Another argument against artificial sweeteners is that the unnatural sweetness encourages sugar cravings and sugar dependence.  This idea is logical considering that our flavour preferences can be trained with repeated exposure.  For example, we know that reducing salt or fat over several weeks leads to a preference for lower levels of those nutrients. Sweetness is the same.


While this is not proven, it does seem to make sense. The more we eat of sweet foods, the more we want them.

Many observational studies have been conducted on artificial sweeteners.  This type of research takes a group of individuals and questions them regarding various issues such as their diet.  Several years later, they can deduct whether a particular variable (such as the use of artificial sweeteners) was associated with either an increased or decreased risk of disease.


These types of studies don’t prove anything, but they can help us identify patterns that call for further research.

Many these studies have paradoxically found that artificially sweetened drinks are linked to weight gain rather than weight loss.  However, the most recent review, which analysed the findings of 9 observational studies, found that artificial sweeteners were associated with a slightly higher BMI, but not with body weight or fat mass.  It is worth mentioning that this study was industry sponsored which doesn’t invalidate it but I always suggest to take it with a pinch of salt.  Having said that, however, correlation does not imply causation, so this can be read either way.   Luckily, the effects of artificial sweeteners on body weight has studied in numerous controlled trials (real science).


Many of these clinical trials have come to the conclusion that artificial sweeteners are favoured for weight control.  One of the largest trials looked at 641 children aged 4-11 years who had to drink either 250 ml of an artificially sweetened drink, or the same amount of a sugary drink every day for 18 months.


The children who were assigned the artificially sweetened drinks gained significantly less weight and less fat than the sugar-drinking children.  The most recent review of 15 clinical trials found that replacing sugary drinks with their artificially sweetened versions can result in modest weight loss of about less than 1kg on average.  So best case scenario, artificial sweeteners appear to be mildly effective for weight loss.  They certainly don’t seem to cause weight gain, at least not on average.

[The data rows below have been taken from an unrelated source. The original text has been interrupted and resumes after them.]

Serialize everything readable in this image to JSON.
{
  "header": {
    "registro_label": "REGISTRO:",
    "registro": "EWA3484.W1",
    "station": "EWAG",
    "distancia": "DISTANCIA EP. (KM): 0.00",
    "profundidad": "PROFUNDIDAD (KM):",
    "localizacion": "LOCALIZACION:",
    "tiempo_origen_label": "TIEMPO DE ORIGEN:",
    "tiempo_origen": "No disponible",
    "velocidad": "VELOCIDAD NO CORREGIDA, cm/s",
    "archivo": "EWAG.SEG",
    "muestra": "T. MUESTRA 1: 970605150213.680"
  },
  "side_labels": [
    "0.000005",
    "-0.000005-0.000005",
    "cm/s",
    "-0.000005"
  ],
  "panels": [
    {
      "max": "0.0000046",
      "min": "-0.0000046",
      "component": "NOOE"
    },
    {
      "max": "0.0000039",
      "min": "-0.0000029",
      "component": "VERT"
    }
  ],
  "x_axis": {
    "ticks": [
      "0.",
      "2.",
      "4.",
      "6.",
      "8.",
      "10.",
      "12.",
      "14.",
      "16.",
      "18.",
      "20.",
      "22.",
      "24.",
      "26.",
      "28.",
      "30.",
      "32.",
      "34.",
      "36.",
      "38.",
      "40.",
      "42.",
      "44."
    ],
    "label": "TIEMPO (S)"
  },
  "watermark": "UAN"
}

Nonetheless, there’s more to health than just a narrow approach of weight loss.  For example, there are some observational studies linking artificial sweetener consumption to metabolic disorders.  This includes an increased risk of metabolic syndrome, type 2 diabetes and heart disease.  At times such results are quite astounding… for example, one study established that diet soft drinks were linked to a 121% greater risk of type 2 diabetes. Yet another study found that these drinks were linked to a 34% greater risk of metabolic syndrome.  This is supported by a recent prominent study on artificial sweeteners, showing that they caused a disruption in the gut flora and induced glucose intolerance.  Bacteria in the intestine (gut flora) are incredibly important for health.  The likelihood that artificial sweeteners may be causing disruption in the gut bacteria is undoubtedly a cause for concern.

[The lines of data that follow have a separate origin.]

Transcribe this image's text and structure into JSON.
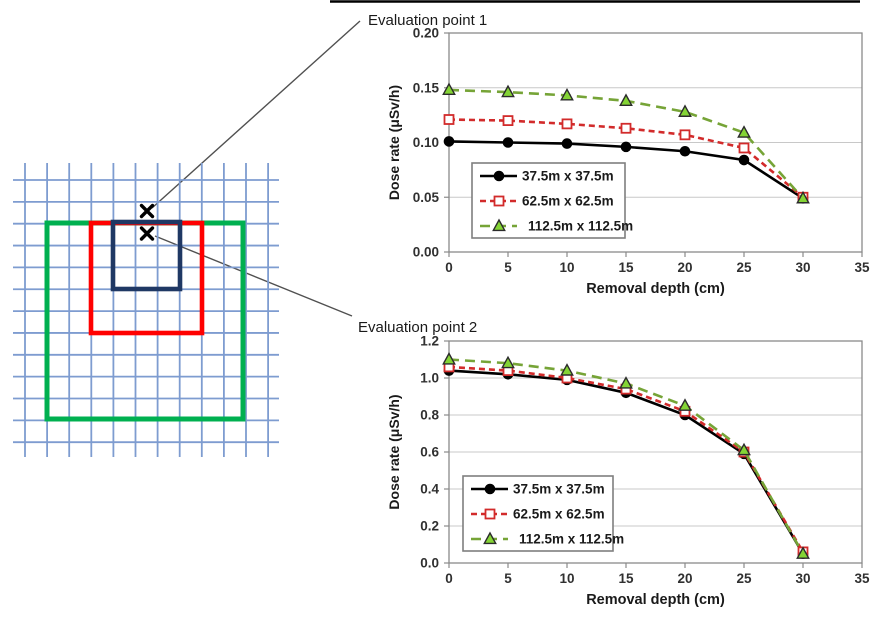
{
  "diagram": {
    "grid_color": "#7E9CD0",
    "squares": [
      {
        "id": "37.5m x 37.5m",
        "color": "#1F3864"
      },
      {
        "id": "62.5m x 62.5m",
        "color": "#FF0000"
      },
      {
        "id": "112.5m x 112.5m",
        "color": "#00B050"
      }
    ],
    "evaluation_markers": [
      "evaluation-point-1",
      "evaluation-point-2"
    ],
    "marker_color": "#000000",
    "callout_line_color": "#505050"
  },
  "chart_data": [
    {
      "type": "line",
      "title": "Evaluation point 1",
      "xlabel": "Removal depth (cm)",
      "ylabel": "Dose rate (μSv/h)",
      "xlim": [
        0,
        35
      ],
      "ylim": [
        0,
        0.2
      ],
      "xtick_labels": [
        "0",
        "5",
        "10",
        "15",
        "20",
        "25",
        "30",
        "35"
      ],
      "ytick_labels": [
        "0.00",
        "0.05",
        "0.10",
        "0.15",
        "0.20"
      ],
      "grid": true,
      "legend_position": "inside lower-left",
      "x": [
        0,
        5,
        10,
        15,
        20,
        25,
        30
      ],
      "series": [
        {
          "name": "37.5m x 37.5m",
          "line_color": "#000000",
          "line_style": "solid",
          "marker": {
            "shape": "circle",
            "fill": "#000000",
            "stroke": "#000000"
          },
          "values": [
            0.101,
            0.1,
            0.099,
            0.096,
            0.092,
            0.084,
            0.049
          ]
        },
        {
          "name": "62.5m x 62.5m",
          "line_color": "#D22B2B",
          "line_style": "dashed",
          "marker": {
            "shape": "square",
            "fill": "#FFFFFF",
            "stroke": "#D22B2B"
          },
          "values": [
            0.121,
            0.12,
            0.117,
            0.113,
            0.107,
            0.095,
            0.05
          ]
        },
        {
          "name": "112.5m x 112.5m",
          "line_color": "#76A437",
          "line_style": "long-dash",
          "marker": {
            "shape": "triangle",
            "fill": "#84D435",
            "stroke": "#2B2B2B"
          },
          "values": [
            0.148,
            0.146,
            0.143,
            0.138,
            0.128,
            0.109,
            0.049
          ]
        }
      ]
    },
    {
      "type": "line",
      "title": "Evaluation point 2",
      "xlabel": "Removal depth (cm)",
      "ylabel": "Dose rate (μSv/h)",
      "xlim": [
        0,
        35
      ],
      "ylim": [
        0,
        1.2
      ],
      "xtick_labels": [
        "0",
        "5",
        "10",
        "15",
        "20",
        "25",
        "30",
        "35"
      ],
      "ytick_labels": [
        "0.0",
        "0.2",
        "0.4",
        "0.6",
        "0.8",
        "1.0",
        "1.2"
      ],
      "grid": true,
      "legend_position": "inside lower-left",
      "x": [
        0,
        5,
        10,
        15,
        20,
        25,
        30
      ],
      "series": [
        {
          "name": "37.5m x 37.5m",
          "line_color": "#000000",
          "line_style": "solid",
          "marker": {
            "shape": "circle",
            "fill": "#000000",
            "stroke": "#000000"
          },
          "values": [
            1.04,
            1.02,
            0.99,
            0.92,
            0.8,
            0.59,
            0.05
          ]
        },
        {
          "name": "62.5m x 62.5m",
          "line_color": "#D22B2B",
          "line_style": "dashed",
          "marker": {
            "shape": "square",
            "fill": "#FFFFFF",
            "stroke": "#D22B2B"
          },
          "values": [
            1.06,
            1.04,
            1.0,
            0.94,
            0.82,
            0.6,
            0.06
          ]
        },
        {
          "name": "112.5m x 112.5m",
          "line_color": "#76A437",
          "line_style": "long-dash",
          "marker": {
            "shape": "triangle",
            "fill": "#84D435",
            "stroke": "#2B2B2B"
          },
          "values": [
            1.1,
            1.08,
            1.04,
            0.97,
            0.85,
            0.61,
            0.05
          ]
        }
      ]
    }
  ]
}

The bottom line is that replacing sugar with artificial sweeteners may be helpful in reducing body weight, but only slightly at best.  Their consumption does not appear to cause weight gain, at least not in the short-term.


At the end of the day, artificial sweeteners are not as “toxic” as some people make them out to be, but I’m not convinced that they’re perfectly safe either.  The jury is still out on this issue so you need to decide for yourself. 


If you’re healthy, happy and satisfied with the results you’re getting and you are an artificial sweeteners user then there’s no need to change anything. If it is not broken, don’t fix it.  But if you suffer from cravings, poor blood sugar control or any unidentified health problem, I would recommend that avoiding artificial sweeteners may be one of many things to consider.